Selon Jeff Currie, stratège en énergie chez Carlyle, le marché mondial du pétrole se rapproche d’un point critique. L’Asie serait déjà proche des niveaux minimaux de stocks opérationnels. L’Europe pourrait suivre dans quelques semaines, et les États-Unis pourraient rencontrer des difficultés en juillet.
Currie avertit ainsi que la crise énergétique liée à la guerre avec l’Iran est loin d’être terminée, malgré la récente baisse des prix du pétrole.
Les chiffres des stocks donnent une image trompeuse
Selon Currie, les investisseurs se concentrent trop sur les stocks mondiaux de pétrole. Ces chiffres peuvent être trompeurs, car tout le pétrole stocké n’est pas directement accessible sur le marché.
Une grande partie des stocks est nécessaire pour faire fonctionner en toute sécurité les pipelines, les réservoirs et les raffineries. Ce pétrole ne peut donc pas être utilisé pour pallier les pénuries.
Si l’on considère uniquement le pétrole réellement disponible, l’image devient bien plus préoccupante selon Currie. L’Asie serait déjà proche du plancher. L’Europe pourrait rencontrer le même problème d’ici quelques semaines.
Le problème se déplace du kérosène au diesel
La pénurie est particulièrement visible pour les produits raffinés. Auparavant, c’était surtout le prix du carburant d’aviation qui augmentait fortement. Il s’est depuis stabilisé, mais c’est désormais le diesel qui est sous pression.

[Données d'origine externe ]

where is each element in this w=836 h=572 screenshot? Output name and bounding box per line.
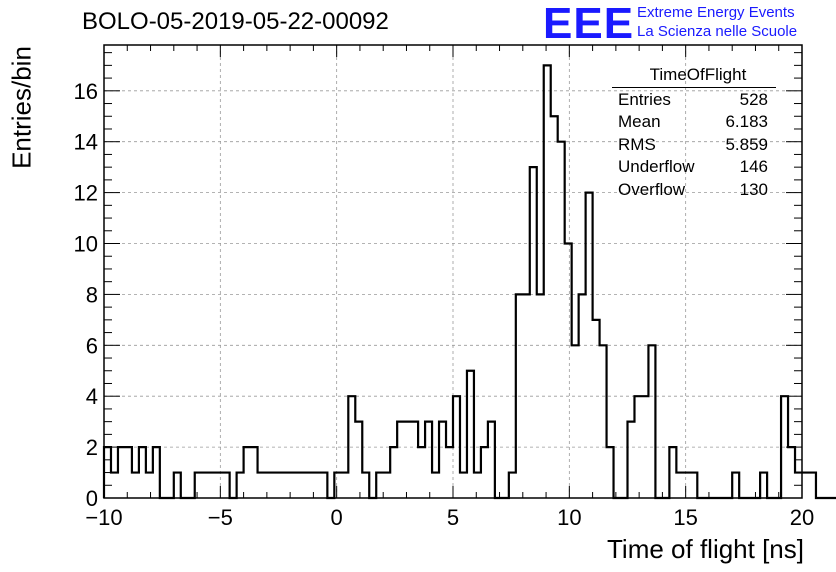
- stats-label: Overflow: [618, 179, 686, 199]
- x-tick-label: −10: [85, 505, 122, 530]
- y-tick-label: 16: [74, 79, 98, 104]
- x-tick-label: 15: [673, 505, 697, 530]
- y-tick-label: 4: [86, 384, 98, 409]
- stats-box: TimeOfFlight Entries 528 Mean 6.183 RMS …: [612, 64, 776, 201]
- run-title: BOLO-05-2019-05-22-00092: [82, 8, 389, 35]
- eee-logo: EEE: [543, 0, 635, 48]
- stats-row-overflow: Overflow 130: [612, 179, 776, 202]
- y-tick-label: 8: [86, 282, 98, 307]
- x-tick-label: 10: [557, 505, 581, 530]
- stats-label: Underflow: [618, 157, 695, 176]
- stats-divider: [612, 86, 776, 88]
- y-axis-label: Entries/bin: [6, 46, 37, 169]
- stats-value: 146: [739, 157, 768, 176]
- y-tick-label: 12: [74, 181, 98, 206]
- y-tick-label: 6: [86, 333, 98, 358]
- stats-title: TimeOfFlight: [649, 65, 747, 84]
- x-tick-label: −5: [208, 505, 233, 530]
- x-tick-label: 0: [331, 505, 343, 530]
- logo-caption: Extreme Energy Events La Scienza nelle S…: [637, 3, 797, 41]
- y-tick-label: 2: [86, 435, 98, 460]
- stats-label: Entries: [618, 89, 671, 109]
- stats-value: 528: [739, 89, 768, 109]
- logo-line-1: Extreme Energy Events: [637, 4, 795, 21]
- stats-row-entries: Entries 528: [612, 89, 776, 112]
- stats-row-rms: RMS 5.859: [612, 134, 776, 157]
- y-tick-label: 14: [74, 130, 98, 155]
- stats-value: 5.859: [725, 134, 768, 154]
- x-tick-label: 5: [447, 505, 459, 530]
- x-tick-label: 20: [790, 505, 814, 530]
- logo-line-2: La Scienza nelle Scuole: [637, 23, 798, 40]
- stats-label: Mean: [618, 112, 661, 131]
- x-axis-label: Time of flight [ns]: [607, 534, 804, 564]
- stats-value: 130: [739, 179, 768, 199]
- y-tick-label: 0: [86, 486, 98, 511]
- stats-value: 6.183: [725, 112, 768, 131]
- stats-row-underflow: Underflow 146: [612, 156, 776, 179]
- y-tick-label: 10: [74, 232, 98, 257]
- stats-row-mean: Mean 6.183: [612, 111, 776, 134]
- stats-label: RMS: [618, 134, 656, 154]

C’est économiquement important. Le diesel est essentiel pour les camions, la navigation, l’agriculture, la construction et l’industrie. Si le diesel devient plus cher ou plus difficile à obtenir, cela se répercute rapidement sur les coûts de transport et, finalement, sur les prix à la consommation.
Selon Currie, le problème à Singapour, par exemple, n’a pas disparu mais s’est déplacé du kérosène au diesel.
L’Europe reçoit un soutien temporaire des États-Unis
L’Europe semble pour le moment moins vulnérable, mais cela s’explique selon Currie par le fait qu’une grande quantité de pétrole de la réserve stratégique américaine afflue vers l’Europe. Cela réduit temporairement la pression sur le marché européen.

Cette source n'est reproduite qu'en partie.